Usually when I’m moved to write a searingly original piece for Big Hollywood, I do a quick search of the Internet to see if my thoughts might not really be as groundbreaking as I thought. More often than not, I come across an article that says exactly what I was trying to say, only more clearly and eloquently. I then post a link to it on Twitter with the caption “good read!” and I’m done.
Blogging is easy!
Such was the case with my analysis of The Hurt Locker. I loved the film. After watching it, however, the thing that bothered me was the quote at the beginning, “War is a drug.” In the end, it serves as the theme of the film, but I found it to be way off the mark, and not even supported by the film itself. To me, The Hurt Locker seemed to be clearly not about addiction, but about purpose. What would motivate someone to return to a horrific war zone, to face death and dismemberment on a daily basis? A sense of purpose. That is what motivates people, not “a rush.”
I set to writing. Then I read Walter Owen’s piece in Vanity Fair, who put it together better than I would have:
But the director of The Hurt Locker brings you close.
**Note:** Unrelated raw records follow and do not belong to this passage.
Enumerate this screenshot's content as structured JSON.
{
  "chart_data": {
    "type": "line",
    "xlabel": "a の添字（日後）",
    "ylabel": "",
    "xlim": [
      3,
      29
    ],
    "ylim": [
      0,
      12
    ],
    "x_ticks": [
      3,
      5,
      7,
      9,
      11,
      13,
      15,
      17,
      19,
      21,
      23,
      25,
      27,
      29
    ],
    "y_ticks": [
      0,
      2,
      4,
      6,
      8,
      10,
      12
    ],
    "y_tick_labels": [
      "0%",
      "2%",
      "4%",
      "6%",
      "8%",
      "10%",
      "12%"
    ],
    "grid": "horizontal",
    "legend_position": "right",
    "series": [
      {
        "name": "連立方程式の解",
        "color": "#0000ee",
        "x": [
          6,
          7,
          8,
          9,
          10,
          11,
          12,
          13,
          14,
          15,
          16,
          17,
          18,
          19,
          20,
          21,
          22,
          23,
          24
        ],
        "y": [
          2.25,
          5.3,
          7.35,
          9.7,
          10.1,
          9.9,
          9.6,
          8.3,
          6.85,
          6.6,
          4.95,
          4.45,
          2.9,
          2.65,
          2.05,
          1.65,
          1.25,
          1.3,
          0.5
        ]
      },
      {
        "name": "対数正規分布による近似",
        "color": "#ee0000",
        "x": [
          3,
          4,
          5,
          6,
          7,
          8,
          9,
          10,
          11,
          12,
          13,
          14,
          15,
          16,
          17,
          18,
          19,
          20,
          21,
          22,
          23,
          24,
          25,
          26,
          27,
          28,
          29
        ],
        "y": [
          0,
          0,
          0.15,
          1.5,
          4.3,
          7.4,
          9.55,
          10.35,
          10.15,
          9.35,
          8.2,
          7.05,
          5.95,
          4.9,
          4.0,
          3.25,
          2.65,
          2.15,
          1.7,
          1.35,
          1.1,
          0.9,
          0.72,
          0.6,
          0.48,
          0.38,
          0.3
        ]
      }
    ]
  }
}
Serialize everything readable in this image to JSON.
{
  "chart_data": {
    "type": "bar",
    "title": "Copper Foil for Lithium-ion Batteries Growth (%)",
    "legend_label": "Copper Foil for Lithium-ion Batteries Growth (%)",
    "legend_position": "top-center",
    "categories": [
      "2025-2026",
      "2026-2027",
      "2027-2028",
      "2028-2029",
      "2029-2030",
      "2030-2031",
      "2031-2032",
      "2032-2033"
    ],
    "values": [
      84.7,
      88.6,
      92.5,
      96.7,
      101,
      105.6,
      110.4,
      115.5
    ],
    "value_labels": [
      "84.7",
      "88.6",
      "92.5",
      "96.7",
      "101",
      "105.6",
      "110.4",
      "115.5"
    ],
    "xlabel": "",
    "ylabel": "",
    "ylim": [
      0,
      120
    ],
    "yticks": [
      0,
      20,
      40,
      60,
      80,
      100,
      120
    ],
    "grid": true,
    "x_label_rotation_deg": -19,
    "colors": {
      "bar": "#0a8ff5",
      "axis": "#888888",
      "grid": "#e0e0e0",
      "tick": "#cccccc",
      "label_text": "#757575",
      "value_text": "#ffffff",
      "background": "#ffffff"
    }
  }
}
Which makes all the more baffling the epigraph that fills the screen, a line of slipshod poesy by the respected war correspondent Chris Hedges: “The rush of battle is often a potent and lethal addiction, for war is a drug.” That might have served as profound insight in Avatar, but in The Hurt Locker it only raises the question of how a director who could conceive such a spare and unremitting movie could also fall for such facile hokum.
I love that. And I wish I said it, because I love using phrases like “facile hokum.” But it bears repeating: The Hurt Locker is a great film, but it’s stated theme is way off base. Did the director and writer really believe this? I often find myself watching movies and saying, “I love this! But these filmmakers don’t seem to know what this film is about!”
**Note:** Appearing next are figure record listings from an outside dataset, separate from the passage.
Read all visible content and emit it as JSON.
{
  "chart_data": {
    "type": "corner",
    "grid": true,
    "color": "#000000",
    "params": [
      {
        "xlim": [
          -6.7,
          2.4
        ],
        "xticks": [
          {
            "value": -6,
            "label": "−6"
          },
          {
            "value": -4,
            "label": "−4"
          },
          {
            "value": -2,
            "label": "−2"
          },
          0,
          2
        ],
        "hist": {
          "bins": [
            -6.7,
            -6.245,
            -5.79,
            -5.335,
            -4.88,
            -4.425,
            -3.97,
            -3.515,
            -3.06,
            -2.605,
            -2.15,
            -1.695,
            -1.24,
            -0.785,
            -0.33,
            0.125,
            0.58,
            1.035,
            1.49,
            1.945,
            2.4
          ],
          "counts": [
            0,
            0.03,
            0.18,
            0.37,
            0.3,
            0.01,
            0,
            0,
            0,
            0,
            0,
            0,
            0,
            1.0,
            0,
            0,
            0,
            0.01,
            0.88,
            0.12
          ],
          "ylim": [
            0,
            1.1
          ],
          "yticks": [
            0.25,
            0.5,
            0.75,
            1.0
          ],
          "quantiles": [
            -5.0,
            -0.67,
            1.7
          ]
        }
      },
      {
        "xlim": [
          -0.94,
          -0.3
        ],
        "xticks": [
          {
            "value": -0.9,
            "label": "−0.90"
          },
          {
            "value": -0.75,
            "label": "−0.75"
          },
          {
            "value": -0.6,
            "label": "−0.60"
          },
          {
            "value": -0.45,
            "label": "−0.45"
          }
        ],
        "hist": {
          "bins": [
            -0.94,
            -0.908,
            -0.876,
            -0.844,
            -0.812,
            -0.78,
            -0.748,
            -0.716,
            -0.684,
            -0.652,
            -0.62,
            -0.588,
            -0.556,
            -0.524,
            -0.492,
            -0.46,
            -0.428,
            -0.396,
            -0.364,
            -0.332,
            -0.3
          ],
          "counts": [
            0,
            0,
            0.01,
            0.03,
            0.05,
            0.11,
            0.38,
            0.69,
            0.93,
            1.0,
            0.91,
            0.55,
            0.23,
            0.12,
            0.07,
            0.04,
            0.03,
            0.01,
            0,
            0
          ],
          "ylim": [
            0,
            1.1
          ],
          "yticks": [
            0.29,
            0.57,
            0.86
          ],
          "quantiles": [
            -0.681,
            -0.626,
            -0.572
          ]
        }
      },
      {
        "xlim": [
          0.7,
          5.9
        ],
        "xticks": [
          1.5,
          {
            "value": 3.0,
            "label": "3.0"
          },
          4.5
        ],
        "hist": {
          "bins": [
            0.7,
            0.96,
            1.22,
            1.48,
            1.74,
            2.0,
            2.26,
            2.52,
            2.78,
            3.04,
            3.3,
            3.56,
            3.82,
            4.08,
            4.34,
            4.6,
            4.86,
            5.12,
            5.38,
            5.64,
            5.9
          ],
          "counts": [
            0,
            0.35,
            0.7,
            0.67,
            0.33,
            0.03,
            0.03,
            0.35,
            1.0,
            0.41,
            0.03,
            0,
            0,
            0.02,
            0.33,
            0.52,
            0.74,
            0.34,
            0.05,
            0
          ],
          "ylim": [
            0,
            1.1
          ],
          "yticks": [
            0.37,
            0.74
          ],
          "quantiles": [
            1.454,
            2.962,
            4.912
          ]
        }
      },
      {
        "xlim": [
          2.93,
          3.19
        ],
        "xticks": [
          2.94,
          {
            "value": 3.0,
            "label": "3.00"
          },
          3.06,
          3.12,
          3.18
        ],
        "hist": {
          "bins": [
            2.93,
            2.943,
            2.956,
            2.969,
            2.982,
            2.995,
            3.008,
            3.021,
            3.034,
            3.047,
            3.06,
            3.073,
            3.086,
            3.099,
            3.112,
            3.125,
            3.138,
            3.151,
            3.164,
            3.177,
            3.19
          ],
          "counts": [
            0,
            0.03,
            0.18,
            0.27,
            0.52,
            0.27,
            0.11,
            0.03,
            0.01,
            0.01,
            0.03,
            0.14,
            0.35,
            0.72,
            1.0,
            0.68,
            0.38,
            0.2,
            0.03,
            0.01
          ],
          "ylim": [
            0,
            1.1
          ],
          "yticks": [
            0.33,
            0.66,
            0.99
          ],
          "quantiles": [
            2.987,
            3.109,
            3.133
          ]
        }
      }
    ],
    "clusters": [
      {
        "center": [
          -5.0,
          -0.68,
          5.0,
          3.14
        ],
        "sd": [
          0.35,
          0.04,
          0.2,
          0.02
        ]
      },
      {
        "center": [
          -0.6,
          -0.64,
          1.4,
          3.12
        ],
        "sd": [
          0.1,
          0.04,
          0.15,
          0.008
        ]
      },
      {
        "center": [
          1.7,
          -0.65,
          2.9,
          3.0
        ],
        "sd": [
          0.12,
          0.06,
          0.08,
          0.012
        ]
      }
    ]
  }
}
That, I believe, is not the case with The Hurt Locker. I think that Katherine Bigelow and Mark Boal knew exactly what film they were making, and they knew that the quote was facile hokum, too. So why open the film with it? O.K., here’s where I get to have an original thought: The quote is marketing. It is there to give reviewers permission to praise the film. Just think what would happen if they made the exact same film, but opened with a quote from, say, Walter Owen:
As long as men still feel they are nothing without a call to duty, they will look for a place in the world where they find themselves excellent at something. One of those places is, and has always been, battle.
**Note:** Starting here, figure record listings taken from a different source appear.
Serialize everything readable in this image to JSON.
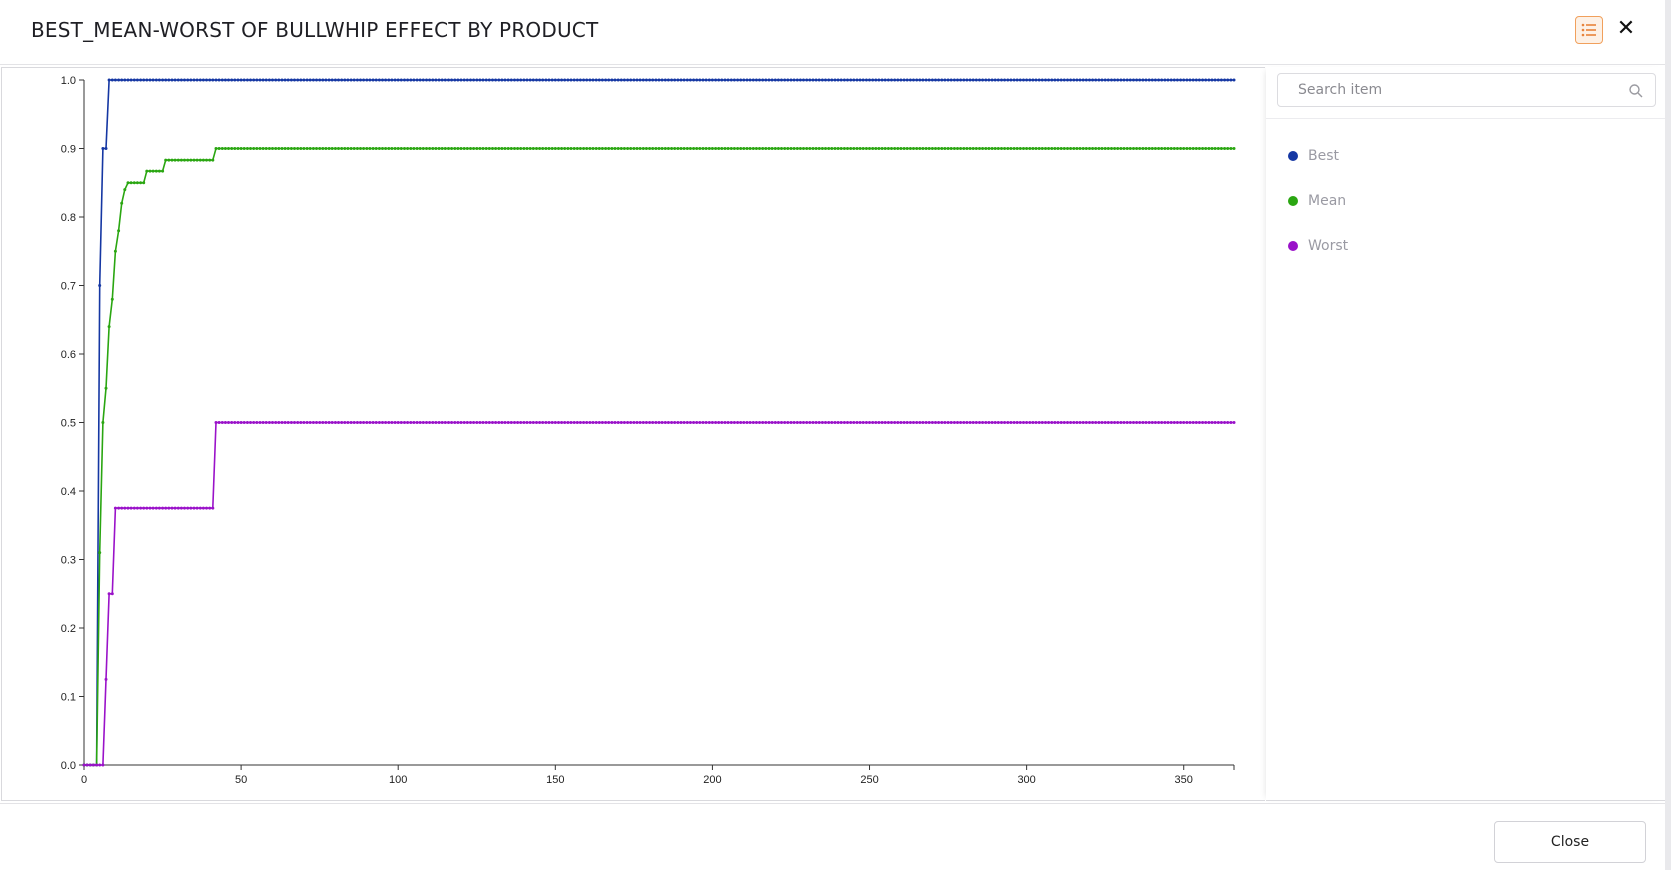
{
  "dialog": {
    "title": "BEST_MEAN-WORST OF BULLWHIP EFFECT BY PRODUCT",
    "close_label": "Close"
  },
  "sidebar": {
    "search_placeholder": "Search item",
    "items": [
      {
        "label": "Best",
        "color": "#1537a3"
      },
      {
        "label": "Mean",
        "color": "#2aa611"
      },
      {
        "label": "Worst",
        "color": "#9a12c9"
      }
    ]
  },
  "icons": {
    "legend_toggle": "list-icon",
    "close": "close-icon",
    "search": "search-icon"
  },
  "chart_data": {
    "type": "line",
    "title": "",
    "xlabel": "",
    "ylabel": "",
    "xlim": [
      0,
      366
    ],
    "ylim": [
      0,
      1.0
    ],
    "x_ticks": [
      0,
      50,
      100,
      150,
      200,
      250,
      300,
      350
    ],
    "y_ticks": [
      0.0,
      0.1,
      0.2,
      0.3,
      0.4,
      0.5,
      0.6,
      0.7,
      0.8,
      0.9,
      1.0
    ],
    "x_tick_labels": [
      "0",
      "50",
      "100",
      "150",
      "200",
      "250",
      "300",
      "350"
    ],
    "y_tick_labels": [
      "0.0",
      "0.1",
      "0.2",
      "0.3",
      "0.4",
      "0.5",
      "0.6",
      "0.7",
      "0.8",
      "0.9",
      "1.0"
    ],
    "grid": false,
    "legend": "right-panel",
    "series": [
      {
        "name": "Best",
        "color": "#1537a3",
        "points": [
          [
            0,
            0
          ],
          [
            4,
            0
          ],
          [
            5,
            0.7
          ],
          [
            6,
            0.9
          ],
          [
            7,
            0.9
          ],
          [
            8,
            1.0
          ],
          [
            366,
            1.0
          ]
        ]
      },
      {
        "name": "Mean",
        "color": "#2aa611",
        "points": [
          [
            0,
            0
          ],
          [
            4,
            0
          ],
          [
            5,
            0.31
          ],
          [
            6,
            0.5
          ],
          [
            7,
            0.55
          ],
          [
            8,
            0.64
          ],
          [
            9,
            0.68
          ],
          [
            10,
            0.75
          ],
          [
            11,
            0.78
          ],
          [
            12,
            0.82
          ],
          [
            13,
            0.84
          ],
          [
            14,
            0.85
          ],
          [
            19,
            0.85
          ],
          [
            20,
            0.867
          ],
          [
            25,
            0.867
          ],
          [
            26,
            0.883
          ],
          [
            41,
            0.883
          ],
          [
            42,
            0.9
          ],
          [
            366,
            0.9
          ]
        ]
      },
      {
        "name": "Worst",
        "color": "#9a12c9",
        "points": [
          [
            0,
            0
          ],
          [
            6,
            0
          ],
          [
            7,
            0.125
          ],
          [
            8,
            0.25
          ],
          [
            9,
            0.25
          ],
          [
            10,
            0.375
          ],
          [
            41,
            0.375
          ],
          [
            42,
            0.5
          ],
          [
            366,
            0.5
          ]
        ]
      }
    ]
  }
}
Critics would have hated it. It does not buy into their worldview, that soldiers are dumb rednecks who are forced to fight for their country because of lack of education and economic opportunity. They are victims. They are addicts.
The Hurt Locker does not portray these men as victims, but the quote at the beginning gives the critics cover – “It’s not their choice- it’s an addiction. They can’t help themselves.” That explains everything, including the film’s almost universal (and deserved) praise.
So kudos to Bigelow and Boal. They not only made a very watchable film, they played the press and Academy voters like a fiddle, which is, for me, even more fun to watch.